First of all, the themes behind the protest represent almost a perfect match for the roots the NDP needs to cultivate in Quebec in Thomas Mulcair's familiar "roots and trees" message. The mere fact of greater citizen activism is generally a plus for a party whose success depends on popular engagement as a counterweight to elite-driven decision-making. And that goes doubly when a movement is based on such themes as a sense of exclusion (particularly among youth), a perception that public policy is being made with little regard for the people most affected, a concern for civil liberties, and a desire for a more supportive government than corporatist politicians are willing to deliver.

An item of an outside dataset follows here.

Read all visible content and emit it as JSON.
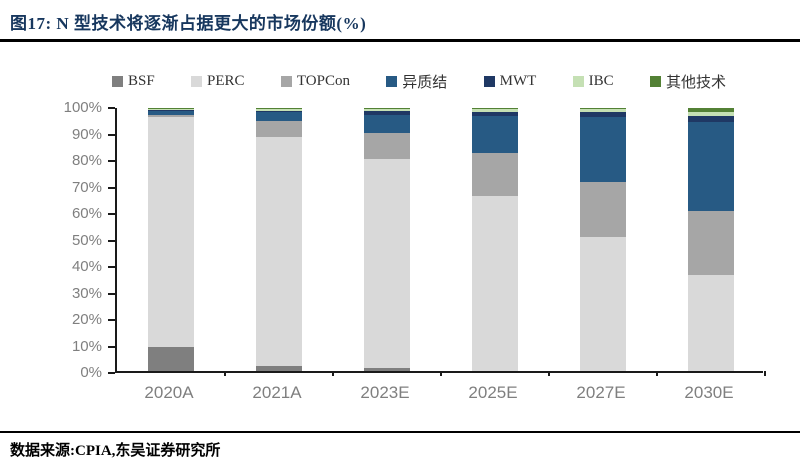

So the NDP has a significant stake in the casserole movement, based on both the principles it shares with the Canadian public and its own partisan interest. But that doesn't mean we should listen to the numerous pundits who have tried to create a story out of the party's election not to take centre stage.

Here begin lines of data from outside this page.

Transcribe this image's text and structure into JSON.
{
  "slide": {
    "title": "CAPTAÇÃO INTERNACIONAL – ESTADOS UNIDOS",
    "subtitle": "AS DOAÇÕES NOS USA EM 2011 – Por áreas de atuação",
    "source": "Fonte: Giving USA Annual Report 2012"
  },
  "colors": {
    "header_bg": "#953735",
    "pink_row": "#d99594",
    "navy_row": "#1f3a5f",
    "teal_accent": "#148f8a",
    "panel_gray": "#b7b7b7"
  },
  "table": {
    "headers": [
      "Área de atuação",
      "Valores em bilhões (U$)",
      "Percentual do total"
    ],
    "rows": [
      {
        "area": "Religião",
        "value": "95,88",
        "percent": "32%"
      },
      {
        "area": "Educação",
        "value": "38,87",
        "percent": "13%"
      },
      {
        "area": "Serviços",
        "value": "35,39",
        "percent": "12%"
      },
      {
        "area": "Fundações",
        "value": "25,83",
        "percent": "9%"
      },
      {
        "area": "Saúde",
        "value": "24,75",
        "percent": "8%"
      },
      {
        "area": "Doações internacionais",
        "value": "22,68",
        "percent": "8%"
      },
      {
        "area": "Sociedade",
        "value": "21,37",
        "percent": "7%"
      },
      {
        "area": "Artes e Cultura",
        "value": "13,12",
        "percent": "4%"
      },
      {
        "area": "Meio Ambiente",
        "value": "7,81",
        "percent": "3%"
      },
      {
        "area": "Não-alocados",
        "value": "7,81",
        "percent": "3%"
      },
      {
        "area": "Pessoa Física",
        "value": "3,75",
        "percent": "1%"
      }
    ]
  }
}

After all, one of the surest ways to breed cynicism about an activist movement is to co-opt it for partisan purposes. And the NDP has nicely balanced its affinity for the casserole movement with the recognition that there's little to be gained by trying to take it over.
As a result, plenty of individual MPs have rightly participated and shown support in their capacity as individual citizens - placing the NDP's elected members on the same footing as everybody else who's taken the time to become involved in the movement. But none have tried to claim the protest as the party's own - which would give other activists reason to wonder whether they're serving as mere political props.
In sum, the NDP's ultimate message to protesters is that in getting elected to Parliament, its MPs have retained their ability to support and participate in popular movements - but also haven't bought into the view that everything (including public activism) has to be boiled down to partisan interests. And that combination should go a long way toward encouraging Quebeckers to stay involved - both in the streets and in the NDP.